Marx's analysis of productive labour cuts like a scalpel through the confusion of Smith's analysis. The confusion in Smith's theory stems from a contradictory duality, which sits at its heart. As Marx demonstrates, Smith has two definitions of productive labour, just as he has two definitions of value. Smith's first definition of productive labour is correct, but his second definition of productive labour is false.

But, linked to this is the fact that Smith starts out with one theory of value based upon labour-time, a labour theory of value, and a second theory of value based upon cost, a cost of production theory of value. Similarly, Smith has two theories of surplus value. One theory correctly starts from the Physiocrats analysis that the basis of surplus value is the difference between the value of labour-power and the value created by that labour-power, but goes beyond the Physiocrats by correctly analysing value as labour rather than use value. His second theory, of surplus value collapses back into Physiocratic conceptions based on use value, and so incorrectly sees surplus value only arising on the basis of material rather than immaterial production, with a consequent impact on his understanding of productive and unproductive labour.

Tied to this is the fundamental error made by Smith, which forms the basis of modern orthodox economics that the value of the commodity – and also, therefore, of GDP, or total commodity-product – can be divided into the factor incomes of rent, profits, wages and interest.

Smith correctly defines productive labour as that labour, which exchanges with capital.
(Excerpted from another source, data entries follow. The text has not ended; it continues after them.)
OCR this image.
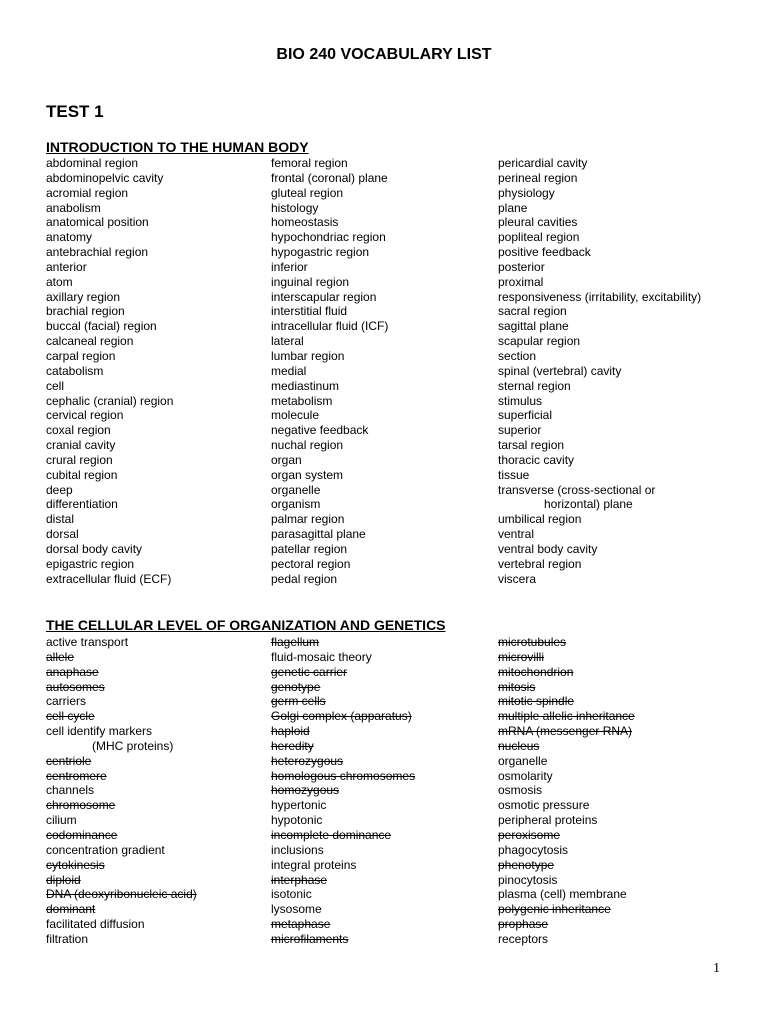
BIO 240 VOCABULARY LIST
TEST 1
INTRODUCTION TO THE HUMAN BODY
abdominal region
abdominopelvic cavity
acromial region
anabolism
anatomical position
anatomy
antebrachial region
anterior
atom
axillary region
brachial region
buccal (facial) region
calcaneal region
carpal region
catabolism
cell
cephalic (cranial) region
cervical region
coxal region
cranial cavity
crural region
cubital region
deep
differentiation
distal
dorsal
dorsal body cavity
epigastric region
extracellular fluid (ECF)
femoral region
frontal (coronal) plane
gluteal region
histology
homeostasis
hypochondriac region
hypogastric region
inferior
inguinal region
interscapular region
interstitial fluid
intracellular fluid (ICF)
lateral
lumbar region
medial
mediastinum
metabolism
molecule
negative feedback
nuchal region
organ
organ system
organelle
organism
palmar region
parasagittal plane
patellar region
pectoral region
pedal region
pericardial cavity
perineal region
physiology
plane
pleural cavities
popliteal region
positive feedback
posterior
proximal
responsiveness (irritability, excitability)
sacral region
sagittal plane
scapular region
section
spinal (vertebral) cavity
sternal region
stimulus
superficial
superior
tarsal region
thoracic cavity
tissue
transverse (cross-sectional or
horizontal) plane
umbilical region
ventral
ventral body cavity
vertebral region
viscera
THE CELLULAR LEVEL OF ORGANIZATION AND GENETICS
active transport
allele
anaphase
autosomes
carriers
cell cycle
cell identify markers
(MHC proteins)
centriole
centromere
channels
chromosome
cilium
codominance
concentration gradient
cytokinesis
diploid
DNA (deoxyribonucleic acid)
dominant
facilitated diffusion
filtration
flagellum
fluid-mosaic theory
genetic carrier
genotype
germ cells
Golgi complex (apparatus)
haploid
heredity
heterozygous
homologous chromosomes
homozygous
hypertonic
hypotonic
incomplete dominance
inclusions
integral proteins
interphase
isotonic
lysosome
metaphase
microfilaments
microtubules
microvilli
mitochondrion
mitosis
mitotic spindle
multiple allelic inheritance
mRNA (messenger RNA)
nucleus
organelle
osmolarity
osmosis
osmotic pressure
peripheral proteins
peroxisome
phagocytosis
phenotype
pinocytosis
plasma (cell) membrane
polygenic inheritance
prophase
receptors
1
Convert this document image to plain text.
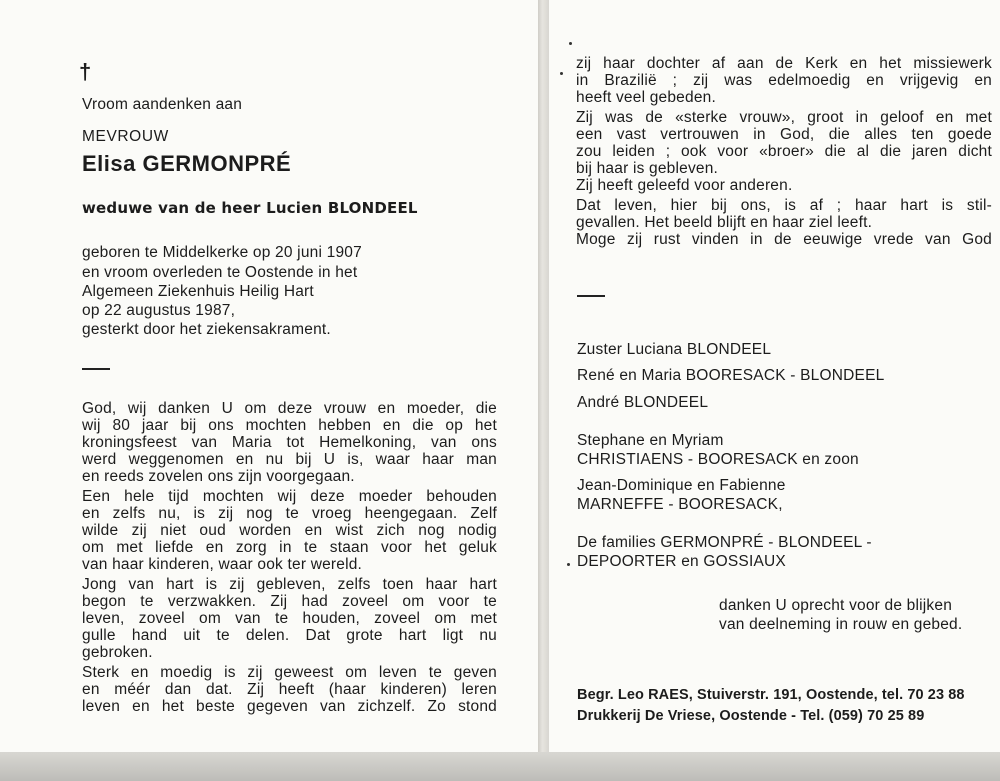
†
Vroom aandenken aan
MEVROUW
Elisa GERMONPRÉ
weduwe van de heer Lucien BLONDEEL
geboren te Middelkerke op 20 juni 1907
en vroom overleden te Oostende in het
Algemeen Ziekenhuis Heilig Hart
op 22 augustus 1987,
gesterkt door het ziekensakrament.
God, wij danken U om deze vrouw en moeder, die
wij 80 jaar bij ons mochten hebben en die op het
kroningsfeest van Maria tot Hemelkoning, van ons
werd weggenomen en nu bij U is, waar haar man
en reeds zovelen ons zijn voorgegaan.
Een hele tijd mochten wij deze moeder behouden
en zelfs nu, is zij nog te vroeg heengegaan. Zelf
wilde zij niet oud worden en wist zich nog nodig
om met liefde en zorg in te staan voor het geluk
van haar kinderen, waar ook ter wereld.
Jong van hart is zij gebleven, zelfs toen haar hart
begon te verzwakken. Zij had zoveel om voor te
leven, zoveel om van te houden, zoveel om met
gulle hand uit te delen. Dat grote hart ligt nu
gebroken.
Sterk en moedig is zij geweest om leven te geven
en méér dan dat. Zij heeft (haar kinderen) leren
leven en het beste gegeven van zichzelf. Zo stond
zij haar dochter af aan de Kerk en het missiewerk
in Brazilië ; zij was edelmoedig en vrijgevig en
heeft veel gebeden.
Zij was de «sterke vrouw», groot in geloof en met
een vast vertrouwen in God, die alles ten goede
zou leiden ; ook voor «broer» die al die jaren dicht
bij haar is gebleven.
Zij heeft geleefd voor anderen.
Dat leven, hier bij ons, is af ; haar hart is stil-
gevallen. Het beeld blijft en haar ziel leeft.
Moge zij rust vinden in de eeuwige vrede van God
Zuster Luciana BLONDEEL
René en Maria BOORESACK - BLONDEEL
André BLONDEEL
Stephane en Myriam
CHRISTIAENS - BOORESACK en zoon
Jean-Dominique en Fabienne
MARNEFFE - BOORESACK,
De families GERMONPRÉ - BLONDEEL -
DEPOORTER en GOSSIAUX
danken U oprecht voor de blijken
van deelneming in rouw en gebed.
Begr. Leo RAES, Stuiverstr. 191, Oostende, tel. 70 23 88
Drukkerij De Vriese, Oostende - Tel. (059) 70 25 89
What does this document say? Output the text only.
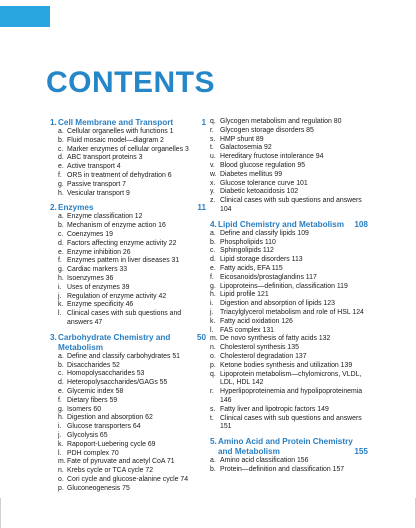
CONTENTS
1. Cell Membrane and Transport	1
a. Cellular organelles with functions 1
b. Fluid mosaic model—diagram 2
c. Marker enzymes of cellular organelles 3
d. ABC transport proteins 3
e. Active transport 4
f. ORS in treatment of dehydration 6
g. Passive transport 7
h. Vesicular transport 9
2. Enzymes	11
a. Enzyme classification 12
b. Mechanism of enzyme action 16
c. Coenzymes 19
d. Factors affecting enzyme activity 22
e. Enzyme inhibition 26
f. Enzymes pattern in liver diseases 31
g. Cardiac markers 33
h. Isoenzymes 36
i. Uses of enzymes 39
j. Regulation of enzyme activity 42
k. Enzyme specificity 46
l. Clinical cases with sub questions and answers 47
3. Carbohydrate Chemistry and Metabolism
50
a. Define and classify carbohydrates 51
b. Disaccharides 52
c. Homopolysaccharides 53
d. Heteropolysaccharides/GAGs 55
e. Glycemic index 58
f. Dietary fibers 59
g. Isomers 60
h. Digestion and absorption 62
i. Glucose transporters 64
j. Glycolysis 65
k. Rapoport-Luebering cycle 69
l. PDH complex 70
m. Fate of pyruvate and acetyl CoA 71
n. Krebs cycle or TCA cycle 72
o. Cori cycle and glucose-alanine cycle 74
p. Gluconeogenesis 75
q. Glycogen metabolism and regulation 80
r. Glycogen storage disorders 85
s. HMP shunt 89
t. Galactosemia 92
u. Hereditary fructose intolerance 94
v. Blood glucose regulation 95
w. Diabetes mellitus 99
x. Glucose tolerance curve 101
y. Diabetic ketoacidosis 102
z. Clinical cases with sub questions and answers 104
4. Lipid Chemistry and Metabolism 108
a. Define and classify lipids 109
b. Phospholipids 110
c. Sphingolipids 112
d. Lipid storage disorders 113
e. Fatty acids, EFA 115
f. Eicosanoids/prostaglandins 117
g. Lipoproteins—definition, classification 119
h. Lipid profile 121
i. Digestion and absorption of lipids 123
j. Triacylglycerol metabolism and role of HSL 124
k. Fatty acid oxidation 126
l. FAS complex 131
m. De novo synthesis of fatty acids 132
n. Cholesterol synthesis 135
o. Cholesterol degradation 137
p. Ketone bodies synthesis and utilization 139
q. Lipoprotein metabolism—chylomicrons, VLDL, LDL, HDL 142
r. Hyperlipoproteinemia and hypolipoproteinemia 146
s. Fatty liver and lipotropic factors 149
t. Clinical cases with sub questions and answers 151
5. Amino Acid and Protein Chemistry and Metabolism	155
a. Amino acid classification 156
b. Protein—definition and classification 157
That is that labour which produces surplus value. Marx points out that, of course, you can define productive labour in all sorts of ways, dependent upon what it is you are seeking to analyse. If you are seeking to analyse what makes a society moral, or spiritual, all sorts of activities that are profitable might be considered unproductive, in that they act to promote immorality etc. But, for the purpose of studying the functioning of the capitalist system, which is the purpose of political economy, the correct definition is that it is labour that produces surplus value.

A cook employed by a capitalist, in his house, to provide his meals, is an unproductive labourer. The wages paid to the cook are paid out of the revenue of the capitalist, that is out of his profit, or the interest received by the capitalist, used by the capitalist to cover his personal consumption, not his productive consumption of capital.

Once the cook has provided the meals, the capitalist eats the food and that is the end of it. In order for the capitalist to employ the cook, to provide them with meals again, the capitalist must obtain revenue themselves again, to cover the cost of the cook's wages, and of the food consumed. In Theories of Surplus Value, Marx demonstrates that where the same cook is employed by a restaurant, their labour is then productive labour, because the restaurant would obtain surplus value. The restaurant does not exchange revenue with the cook. It is an exchange of revenue with capital.

The restaurant has capital, in the form of money-capital. It employs the cook. The money-capital ceases being capital, when it is paid to the cook as wages. The capital value stays where it is, in the hands of the capitalist. The capital value casts off its money shell, and it is only that money shell, which passes as wages into the hands of the worker, in exchange for their labour-power. As wages, it becomes merely money, forming revenue for the cook to spend so as to reproduce their labour-power. The cook does not own capital, but only a commodity, labour-power. At the same time that the money-capital metamorphoses into money wages, the workers labour-power metamorphoses into productive-capital, of an equal capital value, in the possession of the capitalist.

The labour-power then becomes the property of the restaurant. It is now productive-capital, and the capital value of the money-capital has been metamorphosed into the productive-capital. The product of the cook is no longer consumed by the buyer of the labour-power. It is sold, as a commodity, by the restaurant. In selling the commodity, the restaurant recovers, in its price, the value of the materials, required in the production of the food, and all the other constant capital advanced, by the restaurant; it recovers the wages paid to the cook; and in addition it recovers the surplus value produced by the cook. This surplus value arises, because the value of the labour-power of the cook is less than the new value created by the cook.